Our middle school area superintendent, she used to be a high school principal. So she knows exactly what it takes for kids to be TSI ready and what the needs are. So her focus is, I’m going to get more kids ready for TSI. That’s one of her goals this year. And in elementary we have ACT vocabulary words of the week. That language is going to help them to be more successful and confident in taking the TSI. And it’s not just the TSI. We want them to be successful in their ACT and SAT, if they so choose to take those entrance exams.
We never deny AP testing. We pay for AP testing. We pay for their dual enrollment, their textbooks, any field trips, wherever they need to go, giving them that college experience. We’ve never denied them. The money is being generated back through [outcomes-based bonuses]. We went from zero Associate degrees when we first got here to over 100 in two years. Once the vision was established and there was buy-in, there was no looking back.”
College- and career-going exposure and opportunities
“We’re really big on industry certifications. Our Cummings building has specialized programs with the latest resources: state of the art robotics, cosmetology, welding, et cetera. And so our programs are designed to ensure that students get certified. Our teachers are expected at the beginning of the year to give us a list of students that they’re anticipating to get industry certified by the end of the year. And we follow up with them.
Because we have SpaceX, our students have an opportunity to go visit. We were one of the first groups that went to visit. No cameras were allowed. But our kids came back super excited because of the potential that is out there. And [Texas State Technical College-Harlingen] then gave us a tour of their facilities. They’re redesigning their welding program in order to meet the demands of SpaceX. [In] as [little] as 18 months, they can be earning $60-70,000. You teach the kids that, and they become hungry, because they’re excited for that particular program.
We also have a local college, Texas Southmost College, that assists us with any dual classes. We have a fabulous pharmacy tech program. Success breeds success. Once they get one certification, they’re like, “what else can I get?” Kids get excited for learning and want to get more.”
Real-time CCMR data monitoring to enable data-driven decisions
“We’re very goal driven. So the teachers know, last year we gave out 2000 certifications. What’s our goal for this year? And then every program will tell you, we’re gonna increase it by so many, not just a percent, a number. When you give a number, then you start putting names of students behind those numbers. Then it becomes real, and it becomes very genuine.
Every week, we get reports [of] where the kids [are] at. Some principals actually post them on our walls outside where all kids can see it by ID numbers. I’ve seen kids swarming during passing periods, rushing to see if they had met that extra point. They’ll get a different cord for every CCMR point that they’ve earned. And the parents are aware of it as well.

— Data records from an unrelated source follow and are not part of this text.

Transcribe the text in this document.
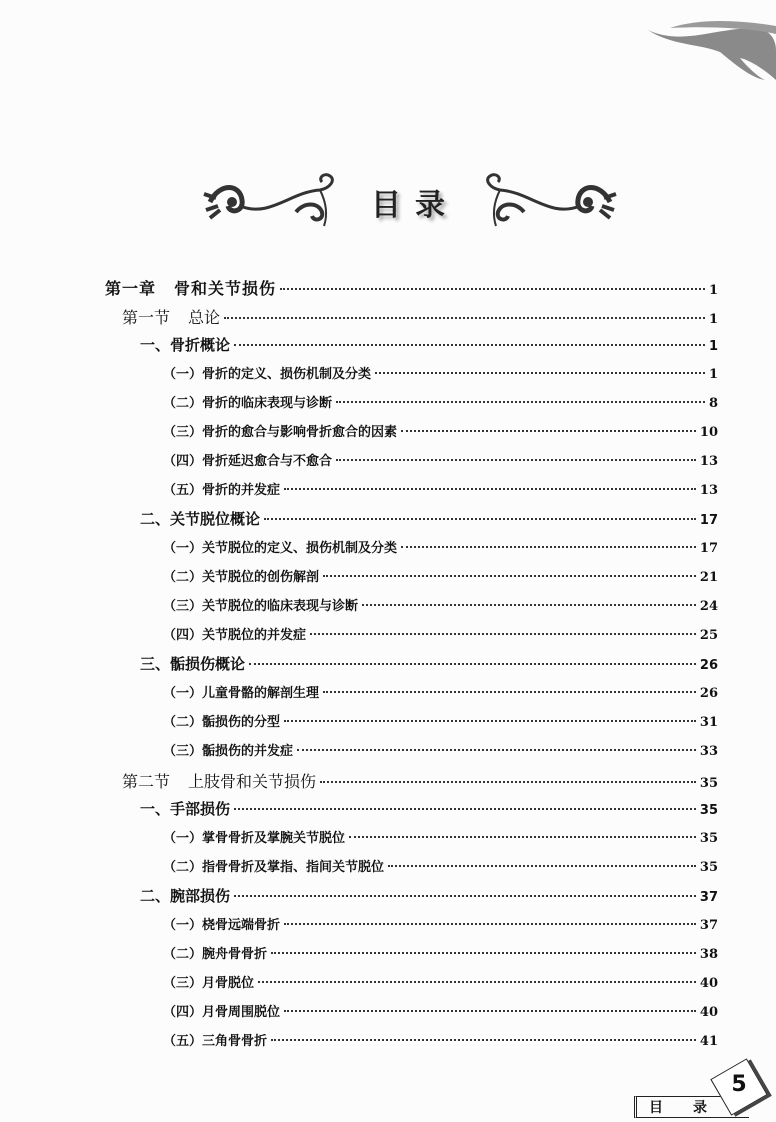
目录
第一章 骨和关节损伤	1
第一节 总论	1
一、骨折概论	1
（一）骨折的定义、损伤机制及分类	1
（二）骨折的临床表现与诊断	8
（三）骨折的愈合与影响骨折愈合的因素	10
（四）骨折延迟愈合与不愈合	13
（五）骨折的并发症	13
二、关节脱位概论	17
（一）关节脱位的定义、损伤机制及分类	17
（二）关节脱位的创伤解剖	21
（三）关节脱位的临床表现与诊断	24
（四）关节脱位的并发症	25
三、骺损伤概论	26
（一）儿童骨骼的解剖生理	26
（二）骺损伤的分型	31
（三）骺损伤的并发症	33
第二节 上肢骨和关节损伤	35
一、手部损伤	35
（一）掌骨骨折及掌腕关节脱位	35
（二）指骨骨折及掌指、指间关节脱位	35
二、腕部损伤	37
（一）桡骨远端骨折	37
（二）腕舟骨骨折	38
（三）月骨脱位	40
（四）月骨周围脱位	40
（五）三角骨骨折	41
目 录
5
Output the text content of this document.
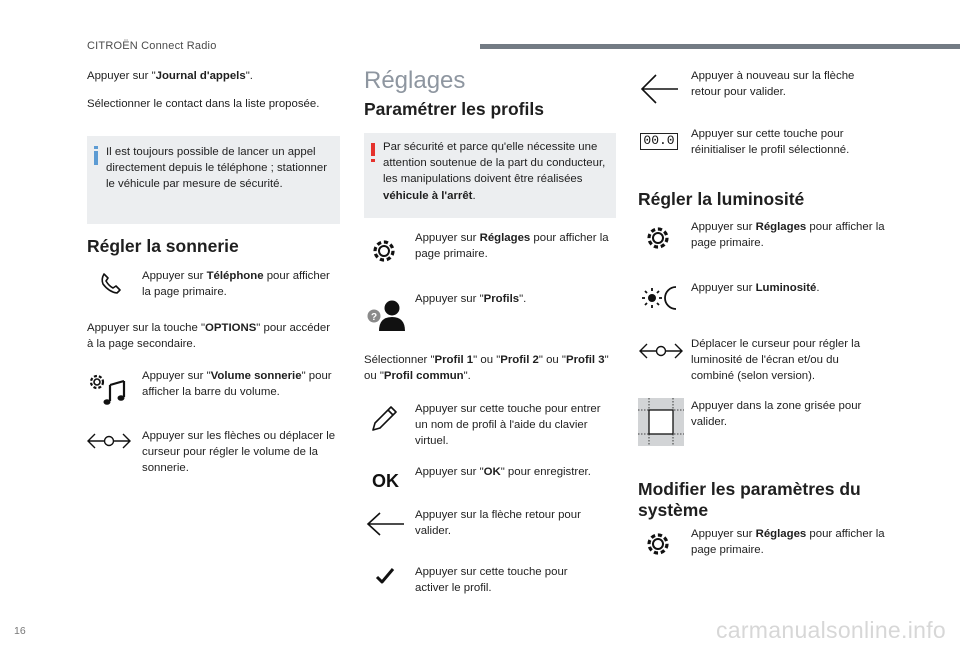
CITROËN Connect Radio
Appuyer sur "Journal d'appels".
Sélectionner le contact dans la liste proposée.
Il est toujours possible de lancer un appel directement depuis le téléphone ; stationner le véhicule par mesure de sécurité.
Régler la sonnerie
Appuyer sur Téléphone pour afficher la page primaire.
Appuyer sur la touche "OPTIONS" pour accéder à la page secondaire.
Appuyer sur "Volume sonnerie" pour afficher la barre du volume.
Appuyer sur les flèches ou déplacer le curseur pour régler le volume de la sonnerie.
Réglages
Paramétrer les profils
Par sécurité et parce qu'elle nécessite une attention soutenue de la part du conducteur, les manipulations doivent être réalisées véhicule à l'arrêt.
Appuyer sur Réglages pour afficher la page primaire.
?
Appuyer sur "Profils".
Sélectionner "Profil 1" ou "Profil 2" ou "Profil 3" ou "Profil commun".
Appuyer sur cette touche pour entrer un nom de profil à l'aide du clavier virtuel.
OK Appuyer sur "OK" pour enregistrer.
Appuyer sur la flèche retour pour valider.
Appuyer sur cette touche pour activer le profil.
Appuyer à nouveau sur la flèche retour pour valider.
00.0 Appuyer sur cette touche pour réinitialiser le profil sélectionné.
Régler la luminosité
Appuyer sur Réglages pour afficher la page primaire.
Appuyer sur Luminosité.
Déplacer le curseur pour régler la luminosité de l'écran et/ou du combiné (selon version).
Appuyer dans la zone grisée pour valider.
Modifier les paramètres du système
Appuyer sur Réglages pour afficher la page primaire.
16	carmanualsonline.info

And the goals are all our goals. It was a team effort from the superintendent, the curriculum and instruction department, principals at the campus level, teachers, students, parents, all working collaboratively. If we don’t achieve them, the superintendent doesn’t reach his goals with the school board. So we have to be aligned in order to achieve success. Success comes with everyone pulling in this same direction. And we expect all our kids to get the best quality education and to be CCMR ready.”